Tata Mi (Thérèse)
Du plus loin que je me souvienne, j'ai toujours vu des boîtes remplies de boutons dans les tiroirs de la commode chez Maman. Des noirs, des blancs, des gaufrés, des striés, des nacrés... Elle a même poussé le luxe à assembler certains d'entre eux par un fil ou un brin de laine pour qu'ils ne se perdent pas au milieu de leurs congénères. Héritage d'amies et de famille, au fil des années, s'est amassé un trésor de couleurs miroitantes et l'on n'a plus qu'à piocher dedans pour se servir quand le besoin s'en fait sentir.
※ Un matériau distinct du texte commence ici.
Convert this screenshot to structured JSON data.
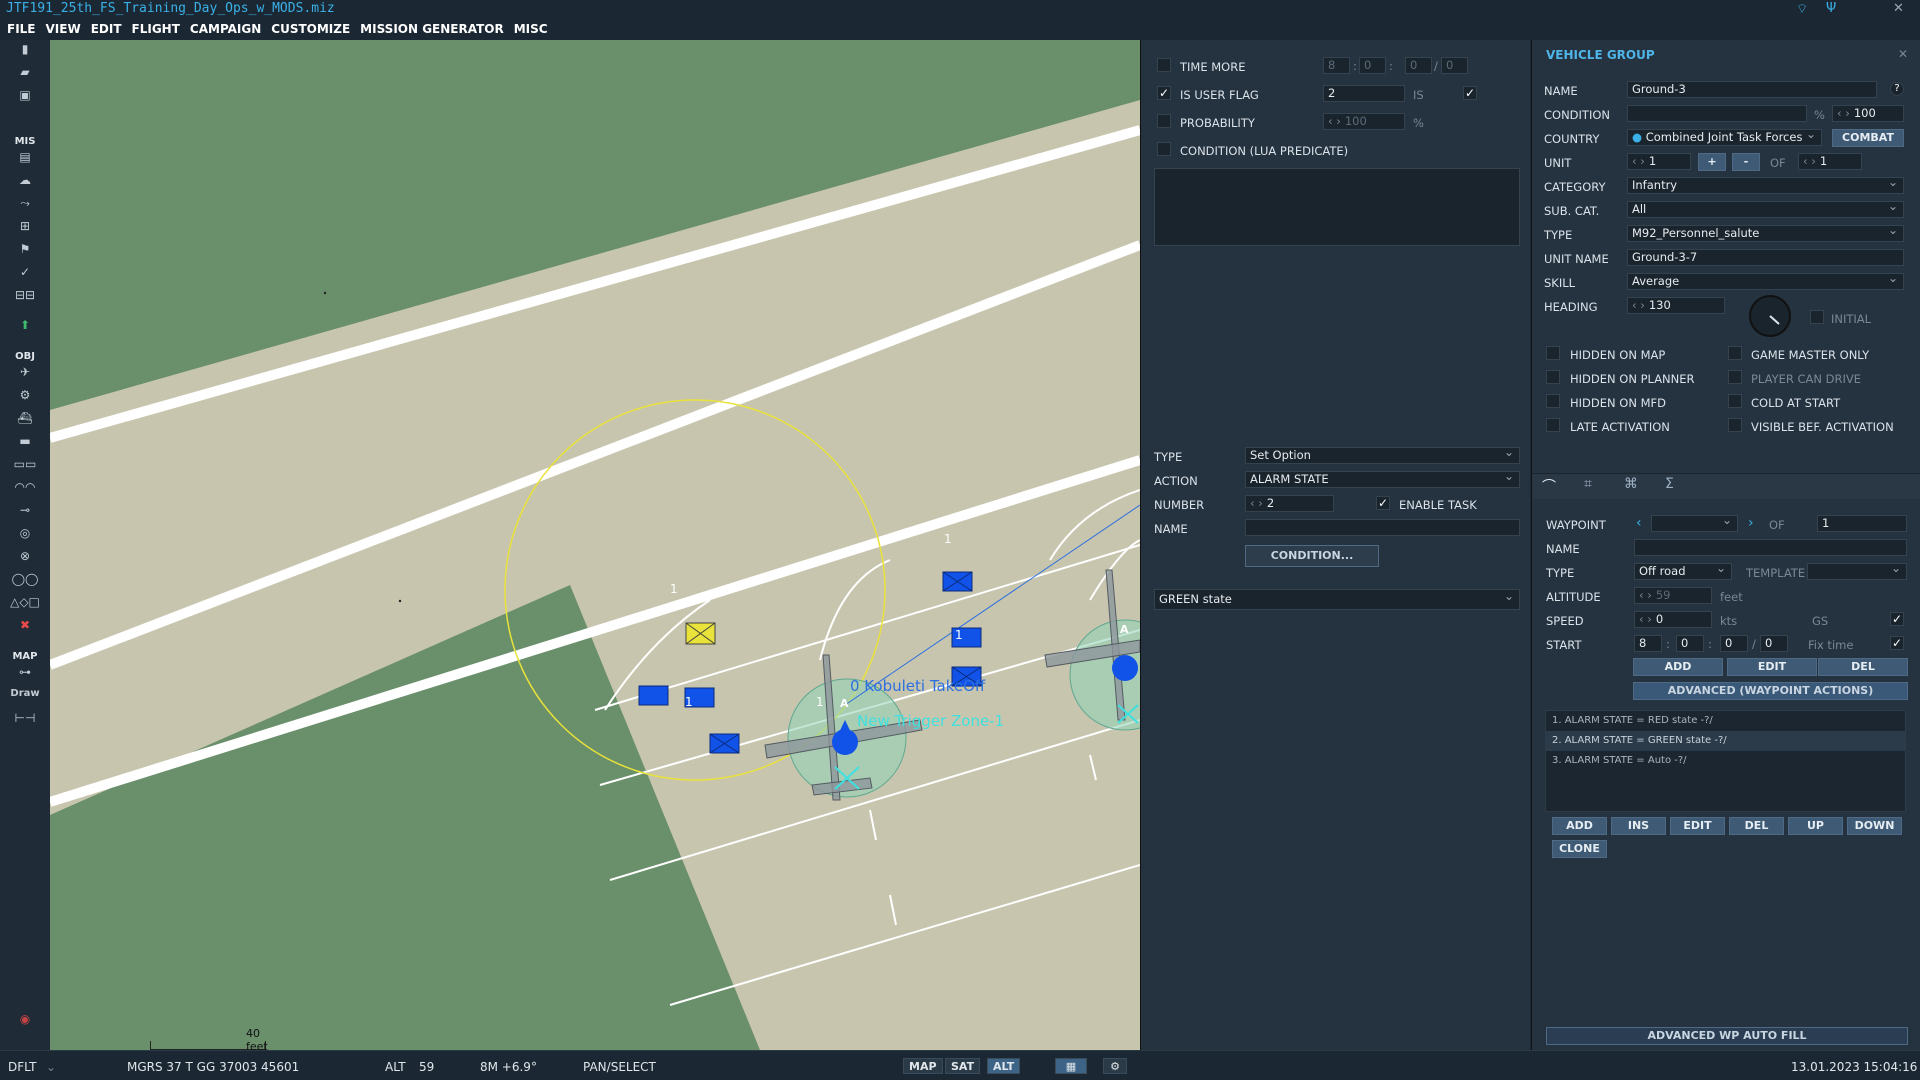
{
  "window": {
    "title": "JTF191_25th_FS_Training_Day_Ops_w_MODS.miz"
  },
  "menu": [
    "FILE",
    "VIEW",
    "EDIT",
    "FLIGHT",
    "CAMPAIGN",
    "CUSTOMIZE",
    "MISSION GENERATOR",
    "MISC"
  ],
  "toolbar": {
    "mis_label": "MIS",
    "obj_label": "OBJ",
    "map_label": "MAP",
    "draw_label": "Draw"
  },
  "map": {
    "scale_label": "40 feet",
    "takeoff_label": "0 Kobuleti TakeOff",
    "trigger_label": "New Trigger Zone-1",
    "aircraft_letter": "A",
    "unit_count": "1"
  },
  "trigger": {
    "time_more": {
      "label": "TIME MORE",
      "checked": false,
      "values": [
        "8",
        "0",
        "0",
        "0"
      ]
    },
    "is_user_flag": {
      "label": "IS USER FLAG",
      "checked": true,
      "flag": "2",
      "is_label": "IS",
      "is_checked": true
    },
    "probability": {
      "label": "PROBABILITY",
      "checked": false,
      "value": "100",
      "unit": "%"
    },
    "lua": {
      "label": "CONDITION (LUA PREDICATE)",
      "checked": false
    }
  },
  "action": {
    "type_label": "TYPE",
    "type_value": "Set Option",
    "action_label": "ACTION",
    "action_value": "ALARM STATE",
    "number_label": "NUMBER",
    "number_value": "2",
    "enable_task_label": "ENABLE TASK",
    "enable_task_checked": true,
    "name_label": "NAME",
    "name_value": "",
    "condition_button": "CONDITION...",
    "state_value": "GREEN state"
  },
  "vehicle": {
    "header": "VEHICLE GROUP",
    "name_label": "NAME",
    "name_value": "Ground-3",
    "help": "?",
    "condition_label": "CONDITION",
    "condition_pct": "%",
    "condition_value": "100",
    "country_label": "COUNTRY",
    "country_value": "Combined Joint Task Forces",
    "combat_button": "COMBAT",
    "unit_label": "UNIT",
    "unit_value": "1",
    "plus": "+",
    "minus": "-",
    "of_label": "OF",
    "unit_of": "1",
    "category_label": "CATEGORY",
    "category_value": "Infantry",
    "subcat_label": "SUB. CAT.",
    "subcat_value": "All",
    "type_label": "TYPE",
    "type_value": "M92_Personnel_salute",
    "unitname_label": "UNIT NAME",
    "unitname_value": "Ground-3-7",
    "skill_label": "SKILL",
    "skill_value": "Average",
    "heading_label": "HEADING",
    "heading_value": "130",
    "initial_label": "INITIAL",
    "flags": [
      {
        "label": "HIDDEN ON MAP",
        "checked": false,
        "disabled": false
      },
      {
        "label": "GAME MASTER ONLY",
        "checked": false,
        "disabled": false
      },
      {
        "label": "HIDDEN ON PLANNER",
        "checked": false,
        "disabled": false
      },
      {
        "label": "PLAYER CAN DRIVE",
        "checked": false,
        "disabled": true
      },
      {
        "label": "HIDDEN ON MFD",
        "checked": false,
        "disabled": false
      },
      {
        "label": "COLD AT START",
        "checked": false,
        "disabled": false
      },
      {
        "label": "LATE ACTIVATION",
        "checked": false,
        "disabled": false
      },
      {
        "label": "VISIBLE BEF. ACTIVATION",
        "checked": false,
        "disabled": false
      }
    ]
  },
  "waypoint": {
    "tabs": [
      "route-icon",
      "target-icon",
      "triggered-actions-icon",
      "summary-icon"
    ],
    "waypoint_label": "WAYPOINT",
    "of_label": "OF",
    "of_value": "1",
    "name_label": "NAME",
    "name_value": "",
    "type_label": "TYPE",
    "type_value": "Off road",
    "template_label": "TEMPLATE",
    "altitude_label": "ALTITUDE",
    "altitude_value": "59",
    "altitude_unit": "feet",
    "speed_label": "SPEED",
    "speed_value": "0",
    "speed_unit": "kts",
    "gs_label": "GS",
    "gs_checked": true,
    "start_label": "START",
    "start_values": [
      "8",
      "0",
      "0",
      "0"
    ],
    "fix_time_label": "Fix time",
    "fix_time_checked": true,
    "add": "ADD",
    "edit": "EDIT",
    "del": "DEL",
    "advanced": "ADVANCED (WAYPOINT ACTIONS)",
    "actions": [
      "1. ALARM STATE = RED state -?/",
      "2. ALARM STATE = GREEN state -?/",
      "3. ALARM STATE = Auto -?/"
    ],
    "selected_action": 1,
    "buttons": {
      "add": "ADD",
      "ins": "INS",
      "edit": "EDIT",
      "del": "DEL",
      "up": "UP",
      "down": "DOWN",
      "clone": "CLONE"
    },
    "auto_fill": "ADVANCED WP AUTO FILL"
  },
  "status": {
    "profile": "DFLT",
    "coords": "MGRS  37 T GG 37003 45601",
    "alt_label": "ALT",
    "alt_value": "59",
    "bearing": "8M  +6.9°",
    "mode": "PAN/SELECT",
    "map_btn": "MAP",
    "sat_btn": "SAT",
    "alt_btn": "ALT",
    "datetime": "13.01.2023 15:04:16"
  },
  "colors": {
    "accent": "#3ab0e6",
    "panel": "#25323f",
    "grass": "#698f6b",
    "runway": "#c8c5ae",
    "friendly": "#1153e8",
    "trigger": "#8fd3b8"
  }
}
Aujourd'hui il existe tellement de collections différentes qu'on a même inventé un tas de noms tarabiscotés pour les différencier. Après tout, on peut très bien conserver tout et n'importe quoi. Qui peut se targuer de ne pas avoir, dans un coin de sa maison, un amas de bibelots ou de peluches ? Des timbres ou des pièces de monnaie ancienne ? Des photos tapissant les murs et recouvrant les meubles ?...
J'en connais qui aiment tellement les vaches qu'ils ont rempli leur maison de ces bestioles à un point qu'on ne voit plus qu'elles : on se croirait presque dans un pré. Ça va de la salière de la cuisine jusqu'à la couette de la chambre en passant par le porte-brosse des WC. Il est des collections qui ressemblent plus à des obsessions et il faut reconnaître que parfois, ça frise le ridicule.
Je me souviens d'une époque où j'avais rendu visite à ma fille qui habitait alors à Dijon. Ce jour-là, elle me dit : "Tata Mi m'a téléphoné pour me demander d'aller en ville, chez une dame, récupérer un truc qu'elle a commandé sur internet." Tata Mi, c'est ma sœur qui vit à Paris. Et c'était quoi, ce truc, me direz-vous ? Hé bien, je vous le donne en mille : un jouet "Kinder" ! Vous savez, ces fameux sujets qu'on trouve dans les œufs en chocolat ! C'est là que j'ai appris qu'on pouvait acheter de simples babioles pour trois fois rien et les revendre ensuite une véritable fortune à des gens bien déterminés. C'est vraiment incroyable ! Si j'étais vous, j'irais refaire l'inventaire de votre propre grenier : il se peut qu'il recèle quelque trésor inestimable et que vous ne le sachiez pas. De vieilles choses insignifiantes sont en fait devenues si rares qu'elles se vendent aujourd'hui à prix d'or. On ne peut pas s'imaginer le nombre de personnes impliquées dans ce commerce juteux. Il suffit d'aller faire un tour sur le site « eBay » pour se rendre compte du formidable réseau de ventes aux enchères, instauré par nombre d'internautes tellement accros que ça en devient drôle pour nous qui ne sommes que spectateurs.
Il y a quelques mois, ma sœur était venue passer le week-end chez nos parents. Malheureusement ils n'ont pas internet et malgré tous nos efforts sur téléphones ou sur tablettes, on n'a jamais réussi à se connecter sur le fameux "Google". Complètement surexcitée, ce jour-là, elle m'a presque suppliée pour surveiller, de chez moi, sur mon ordi, une vente aux enchères sur « eBay », qui était en cours. Il ne restait que deux jours et elle voulait attendre la fin pour surenchérir à la dernière minute afin d'être sûre d'obtenir l'objet convoité. Je vous avoue que j'ai bien ri quand j'ai vu le jouet ridicule qu'elle voulait acquérir à tout prix.
Un autre jour, elle m'a envoyé un mail pour me demander de chercher dans mon grenier si je ne possédais pas un de ces petits personnages : elle avait réuni tous les sujets d'une même "famille" mais il lui en manquait un avec un bateau.
Quand elle parcourt les vide-greniers, elle passe des heures à fureter dans les sacs de jouets proposés par les vendeurs. Il faut la voir, la tête plongée dans les cartons, à retourner, à triturer, à comparer, à marchander. Et c'est un plaisir de la voir discuter de sa passion dévorante avec de parfaits inconnus.
Moi ? Si j'ai une passion !? Oh, si peu : quelques jolis cailloux-souvenirs, quelques coquillages qui dorment dans un coffret, quelques cartes postales cachées dans un album. Mais ce que je préfère avant tout, c'est collectionner les sourires de mes amis. Et ça, ça n'a pas de prix.